Courtesy of Trey Dowell
Trey Dowell speaking at a book signing in Indianapolis.
The story of how local author Trey Dowell got his first book, The Protectors, published is one that he says teeters between life and death. It has almost as many dramatic twists and turns as the novel itself.
It starts with a familiar trope: Stuck in a rut at a meaningless job, Dowell realizes his real passion and decides to take a risk to pursue his dreams of writing.
“I was in computer hardware and software sales. I was making a really good income, but it was slowly killing me,” says Dowell, now 47. With all the stress and long hours he had to endure, he just didn’t enjoy life. When the economy tanked in 2009, the St. Louis native saw it as his time to get out and learn how to “re-love” life again.
Courtesy of Trey Dowell
If you had the power to change the world, would you?
“If I thought stress was bad then, it was going to get a lot worse,” he says. “I thought, 'Why not give writing a shot and really devote myself to it and give it a try?'”
Dowell had little experience writing. As he says, the only English course he took while studying at Washington University was a mandatory composition class.

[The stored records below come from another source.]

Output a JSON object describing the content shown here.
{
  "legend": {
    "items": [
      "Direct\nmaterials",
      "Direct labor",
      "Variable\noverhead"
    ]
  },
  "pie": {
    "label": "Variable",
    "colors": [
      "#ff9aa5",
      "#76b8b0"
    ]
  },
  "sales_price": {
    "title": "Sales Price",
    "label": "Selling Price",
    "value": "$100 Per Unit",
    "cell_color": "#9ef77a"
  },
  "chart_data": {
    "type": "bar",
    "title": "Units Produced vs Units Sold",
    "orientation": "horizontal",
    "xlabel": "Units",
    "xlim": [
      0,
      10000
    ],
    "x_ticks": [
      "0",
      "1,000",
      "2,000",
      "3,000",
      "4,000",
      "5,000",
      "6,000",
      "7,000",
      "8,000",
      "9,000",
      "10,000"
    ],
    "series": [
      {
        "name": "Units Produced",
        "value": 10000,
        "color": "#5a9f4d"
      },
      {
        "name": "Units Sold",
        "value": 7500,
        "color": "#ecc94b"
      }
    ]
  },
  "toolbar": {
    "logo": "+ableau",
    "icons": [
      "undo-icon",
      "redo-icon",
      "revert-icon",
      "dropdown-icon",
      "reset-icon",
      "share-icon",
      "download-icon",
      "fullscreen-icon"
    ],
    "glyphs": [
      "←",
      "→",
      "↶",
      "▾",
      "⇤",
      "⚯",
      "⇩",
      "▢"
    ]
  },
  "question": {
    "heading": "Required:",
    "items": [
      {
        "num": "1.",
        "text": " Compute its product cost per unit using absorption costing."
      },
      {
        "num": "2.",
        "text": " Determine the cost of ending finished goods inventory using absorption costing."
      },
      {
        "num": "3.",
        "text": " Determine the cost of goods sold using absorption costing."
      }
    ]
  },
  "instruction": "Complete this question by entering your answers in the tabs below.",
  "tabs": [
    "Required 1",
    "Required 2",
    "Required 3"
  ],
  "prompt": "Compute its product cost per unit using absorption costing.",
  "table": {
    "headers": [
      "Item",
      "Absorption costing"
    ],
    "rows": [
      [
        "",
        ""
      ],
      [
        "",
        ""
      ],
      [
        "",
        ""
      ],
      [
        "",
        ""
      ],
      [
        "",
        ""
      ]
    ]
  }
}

But the urge was strong.
“I would say maybe fifteen years ago, I got it in my head to write a short story. It really came out of nowhere,” Dowell says. “Growing up I was always a big fan of verbal fiction, but since most people call that lying, it wasn’t encouraged in my family.”
So he tried his hand at writing a short story and did what he says all beginning authors do — show your draft only to people with the same last name as you. “I still have a copy of it and it’s not horrible, but it’s not great. I didn’t send it out. I didn’t take any risk.”
When his then-girlfriend urged him to enter a short story contest, to his surprise, he won. But even after that, Dowell didn’t pursue writing again until after quitting his job years later.
Surprisingly, he remembers the three years of writing full-time as a “charmed life.” Once he could put all his efforts into a book, he achieved quick success.
“It sounds horrible, but the first time I entered a contest I won. The first time I submitted a short story for publication it got accepted. The first time I submitted for an award it won,” Dowell recalls. “I’d go to my writing friends, and I know how crazy and awful this is going to sound, but I’d ask, ‘I thought this was supposed to be hard?’”
Then he hit a major roadbump. In the summer of 2013, after some months of hearing only rejection, his agent got an email from an editor at Simon & Schuster.
In a follow-up phone conversation, the editor professed to love it. But shortly after Dowell told everyone he knew that he had a book deal, the publishing company came back with more rejection — or, as they called it, "a revise and resubmit."
"At that point, because I really thought we had a deal, it was incredibly disheartening," he says. "It was one of the worst days I remember ever feeling.”
And the suggestions were overwhelming: “I had no freaking clue how to change things. If you’re a contractor, this wasn’t just ‘add a window.’ It was ‘re-pour the foundation and add a second story.’ I was just like ‘Well, it’s over. I can’t do what he wants me to do, so I’m done.’”
Ten days later, Dowell had a heart attack. As it turned out, six of his coronary arteries were blocked. He needed open-heart surgery and 11 stents to fix it.
And even after that, he wasn't fully whole. Dowell says his coronary arteries are smaller than normal; his doctors felt they had no choice but to leave them as-is.
“So I have two coronary arteries that are 95 percent blocked that are just there in my heart," he says. "It’s kind of like a ticking clock that just there’s nothing they could do. Now I kind of just live with this knowledge that at any time those two might close.”
Grueling rehab and a “month of solid awfulness,” though, led to a big realization. “When I was done, those changes that seemed impossible before, all of a sudden—and I hesitate to say this because I don’t think heart attacks are a gift—but it gave me a little bit of a gift in that I didn’t care anymore. I wasn’t overwhelmed by the writing. I just like, 'Well shit, I could go at any time, so why not try?'”
Dowell spent two months working on the changes that his editors suggested, as well as adding new details that he thought would make the book better. Three months after his heart attack, he sent it back to Simon & Schuster. And this time, he had a deal.
, a novel about an ordinary guy named Scott McAllister with the power to put anyone to sleep, was published in 2014 by Simon & Schuster’s new line, Simon 451. The novel follows McAllister as he attempts to stop his ex-girlfriend and former teammate, Lyla, who appears to have gone rogue. It's more of a thriller than a superhero book. The basic question is a simple one: “If you had the power to change the world, would you do it?”
Dowell, who lives in Maryland Heights, has now finished his second novel—a story about a time traveling company—and has heard some interest from 20th Century Fox about movie rights to The Protectors
. But that’s something he says he’s just going to “shut up and wait for.” After jumping the gun about the book deal itself, he's learned his lesson.
But what he's learned has been surprisingly good.
“Every dream that you have as a writer, I got to live that dream," he says. "But it was due to this awful, awful thing that happened to me and it totally changed everything.”